We evaluate whether factor-wise auxiliary dynamics supervision produces useful latent structure or improved robustness in simulated humanoid locomotion. DynaMITE -- a transformer encoder with a factored 24-d latent trained by per-factor auxiliary losses during proximal policy optimization (PPO) -- is compared against Long Short-Term Memory (LSTM), plain Transformer, and Multilayer Perceptron (MLP) baselines on a Unitree G1 humanoid across four Isaac Lab tasks. The supervised latent shows no evidence of decodable or functionally separable factor structure: probe R^2 ~ 0 for all five dynamics factors, clamping any subspace changes reward by < 0.05, and standard disentanglement metrics (MIG, DCI, SAP) are near zero. An unsupervised LSTM hidden state achieves higher probe R^2 (up to 0.10). A 2x2 factorial ablation (n = 10 seeds) isolates the contributions of the tanh bottleneck and auxiliary losses: the auxiliary losses show no measurable effect on either in-distribution (ID) reward (+0.03, p = 0.732) or severe out-of-distribution (OOD) reward (+0.03, p = 0.669), while the bottleneck shows a small, consistent advantage in both regimes (ID: +0.16, p = 0.207; OOD: +0.10, p = 0.208).

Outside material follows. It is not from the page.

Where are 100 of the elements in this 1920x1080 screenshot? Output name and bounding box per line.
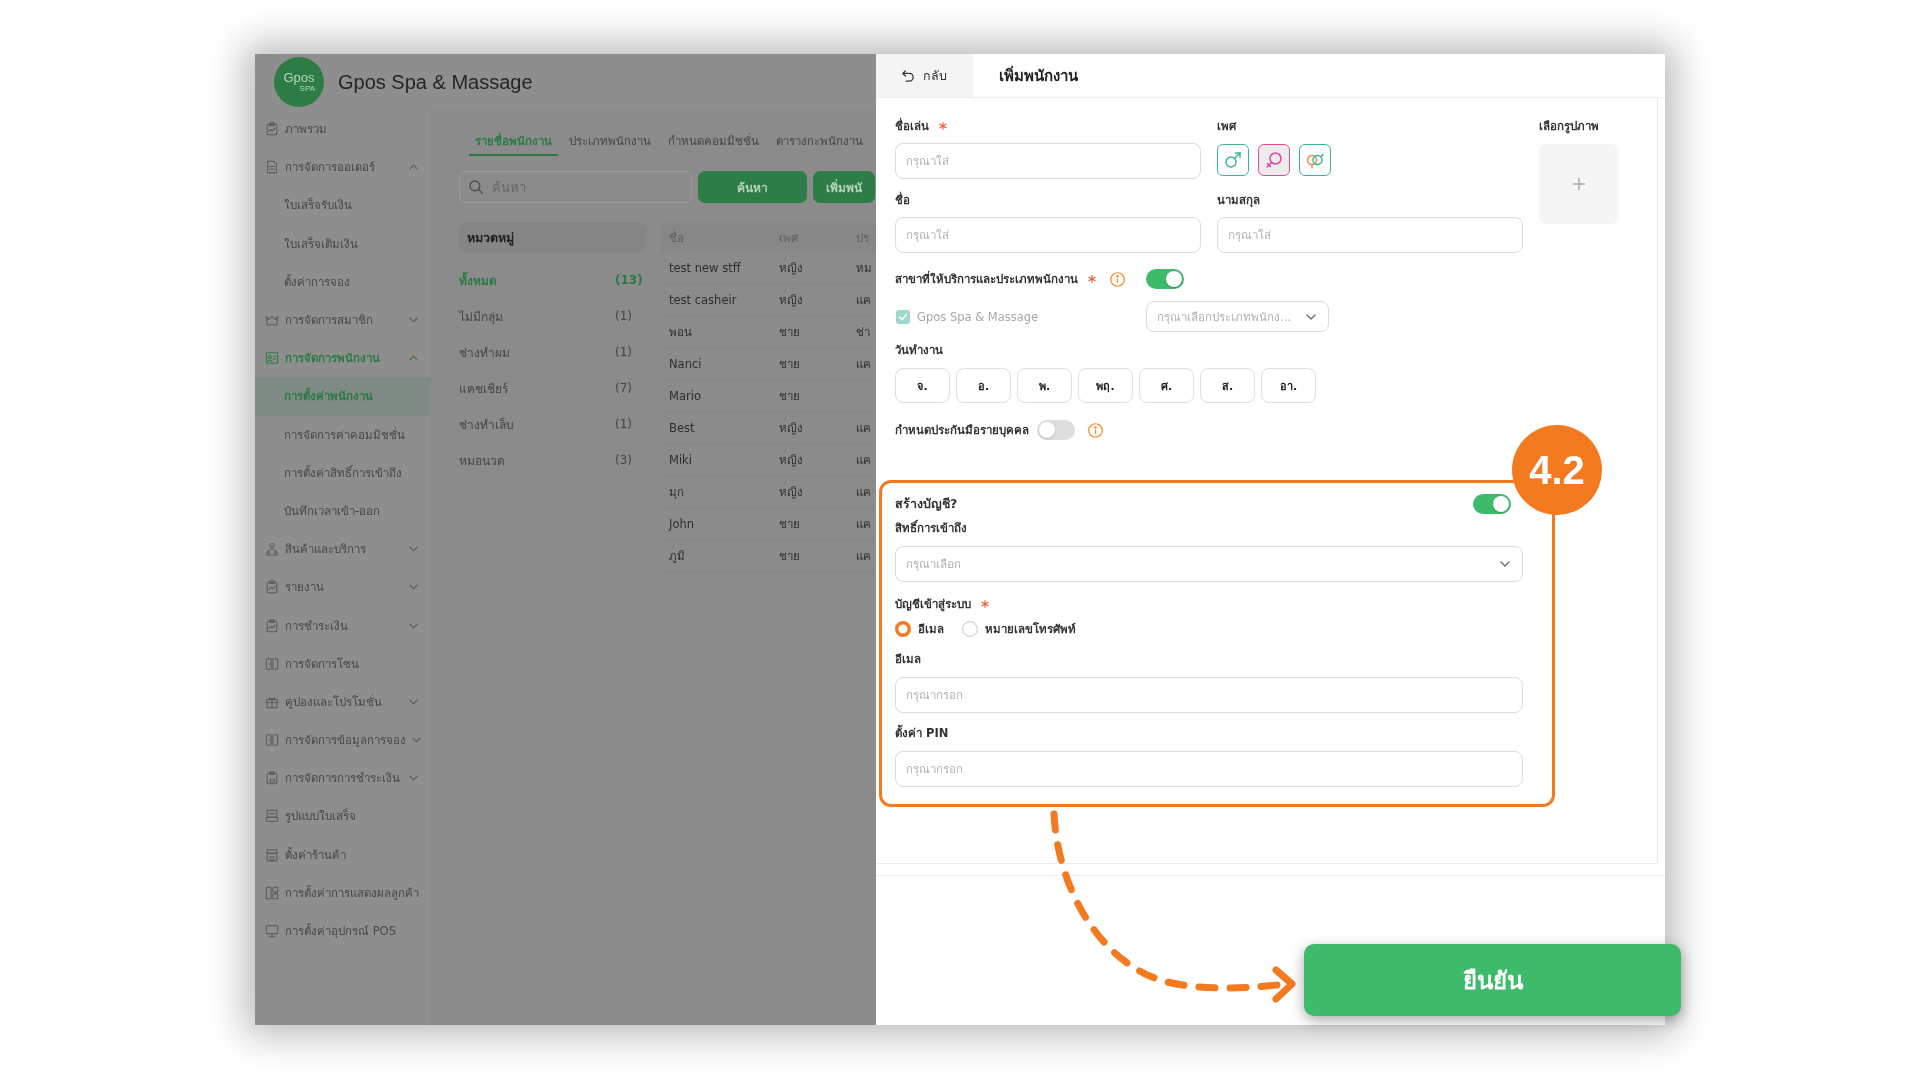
field-label: อีเมล bbox=[895, 651, 921, 667]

The bottleneck advantage persists under severe combined perturbation but does not amplify, indicating a training-time representation benefit rather than a robustness mechanism. LSTM achieves the best nominal reward on all four tasks (p < 0.03); DynaMITE degrades less under combined-shift stress (2.3% vs. 16.7%), but this difference is attributable to the bottleneck compression, not the auxiliary supervision. For locomotion practitioners: auxiliary dynamics supervision does not produce an interpretable estimator and does not measurably improve reward or robustness beyond what the bottleneck alone provides; recurrent baselines remain the stronger choice for nominal performance.